Proje İtibar Yönetimi-4


PROJE İTİBAR YÖNETİMİ - 4

Bu son yazımızda, 3. yazımızda  açıklamaya başladığımız “Proje İhtiyaçlar Hiyerarşisi” kuramındaki piramidin dördüncü ve beşinci basamaklarında yer alan “itibar ihtiyacı” ve “yatırım getirisi” kavramlarını açıklayacağız. Bu iki basamak; proje itibar yönetiminin esas felsefesini ve amacını ortaya koymaktadır. Projenin itibarının yönetilmesi için temel gereksinimleri açıklamaktadır.

Projelerin İtibar İhtiyacı

Dördüncü basamakta, projelerin kurum ortamında saygınlık kazanması ve itibar ihtiyacının sağlanması yer almaktadır. Maslow’un insanın ihtiyaçları piramidinde dördüncü basamakta “değer verilme ve saygı” ihtiyacı bulunur. İnsan ait olduğu grupta saygı görmek ister.

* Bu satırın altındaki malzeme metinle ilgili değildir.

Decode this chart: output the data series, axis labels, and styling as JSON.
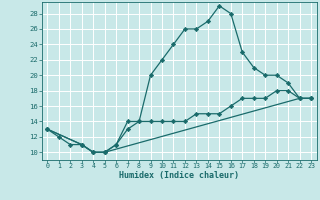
{
  "title": "",
  "xlabel": "Humidex (Indice chaleur)",
  "ylabel": "",
  "xlim": [
    -0.5,
    23.5
  ],
  "ylim": [
    9.0,
    29.5
  ],
  "yticks": [
    10,
    12,
    14,
    16,
    18,
    20,
    22,
    24,
    26,
    28
  ],
  "xticks": [
    0,
    1,
    2,
    3,
    4,
    5,
    6,
    7,
    8,
    9,
    10,
    11,
    12,
    13,
    14,
    15,
    16,
    17,
    18,
    19,
    20,
    21,
    22,
    23
  ],
  "background_color": "#c8e8e8",
  "grid_color": "#b0d8d8",
  "line_color": "#1a6b6b",
  "lines": [
    {
      "x": [
        0,
        1,
        2,
        3,
        4,
        5,
        6,
        7,
        8,
        9,
        10,
        11,
        12,
        13,
        14,
        15,
        16,
        17,
        18,
        19,
        20,
        21,
        22,
        23
      ],
      "y": [
        13,
        12,
        11,
        11,
        10,
        10,
        11,
        14,
        14,
        20,
        22,
        24,
        26,
        26,
        27,
        29,
        28,
        23,
        21,
        20,
        20,
        19,
        17,
        17
      ]
    },
    {
      "x": [
        0,
        3,
        4,
        5,
        22,
        23
      ],
      "y": [
        13,
        11,
        10,
        10,
        17,
        17
      ]
    },
    {
      "x": [
        0,
        3,
        4,
        5,
        6,
        7,
        8,
        9,
        10,
        11,
        12,
        13,
        14,
        15,
        16,
        17,
        18,
        19,
        20,
        21,
        22,
        23
      ],
      "y": [
        13,
        11,
        10,
        10,
        11,
        13,
        14,
        14,
        14,
        14,
        14,
        15,
        15,
        15,
        16,
        17,
        17,
        17,
        18,
        18,
        17,
        17
      ]
    }
  ]
}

Başarısı takdirle karşılanan, saygı duyulan insan kendine güven duyar. Statü, başarı, itibar ve tanınmayı bekler. Aynı durum proje için de geçerlidir. Her projenin, şirketin stratejik hedeflerine uygun olarak herhangi bir program veya portföyünde yer alması beklenir. Üçüncü basamakta yer alan tüm ihtiyaçları karşılansa bile bir proje eğer şirketin bir programında veya portföyünde bulunmuyorsa ya da yeterli önem verilmiyorsa şirket içinde saygınlığa sahip olmayacaktır, itibarı az olacaktır.

Bazen bir programa bağlı olarak başlatılan projelerin; zaman içinde gerek programın misyonunu tamamlaması gerekse de şirketin stratejik hedeflerindeki değişimler nedeniyle portföyden düştüğü görülebilir. Bu durumda olan projeler, “tamamlansa da kapatsak artık” gibi gözden çıkarılmış hale gelebilir. Projelerin itibarları, saygınlıkları da azalacağı için sadece sözleşme nedeniyle oluşan hukuki zorunlulukları karşılamak amacıyla devam ettirilirler. Aslında proje niteliğinde bir değişiklik olmasa da artık şirket için bir yük durumundadır. Böyle projelerin ortaya çıkaracağı ürünlerinde yeterli geri dönüş sağlayamayacağı bir gerçektir.

Projelerde Yatırımın Geri Dönüşü

Bağlı olduğu program veya portföyde yeterli yer bulan, itibarı yüksek projelerin bir sonraki ve son basamağı; proje için yapılan yatırımın geri dönüşünün (ROI) gerçekleştiği, şirketin projeden kâr etmeye başladığı ve hatta projenin başka projeleri doğurduğu bir basamaktır. Projenin itibarı ne kadar yüksek olursa, maddi ve manevi geri dönüşleri de yüksek olacaktır. Tıpkı insanlar gibi projeler de üretken duruma geçecektir. Başarılı projeler, yeni projeler için fikir oluşturan projelerdir. Bu da ancak projelerin portföye ne kadar tutunduğu ile ilişkilidir.

Projelerin İtibarının Yönetilmesi

Buraya kadar projelerin neden itibarının yüksek olmasını açıklamaya çalıştım. Ancak projelerin itibarlarının korunması ve yönetilmesi de önemlidir. Önceki yazılarımızda belirttiğim üzere itibar kolayca kaybedilebilecek ve yerine kolayca konulamayacak bir değerdir. Projelerin itibarları da çok küçük bir hata ile kaybedilebilir.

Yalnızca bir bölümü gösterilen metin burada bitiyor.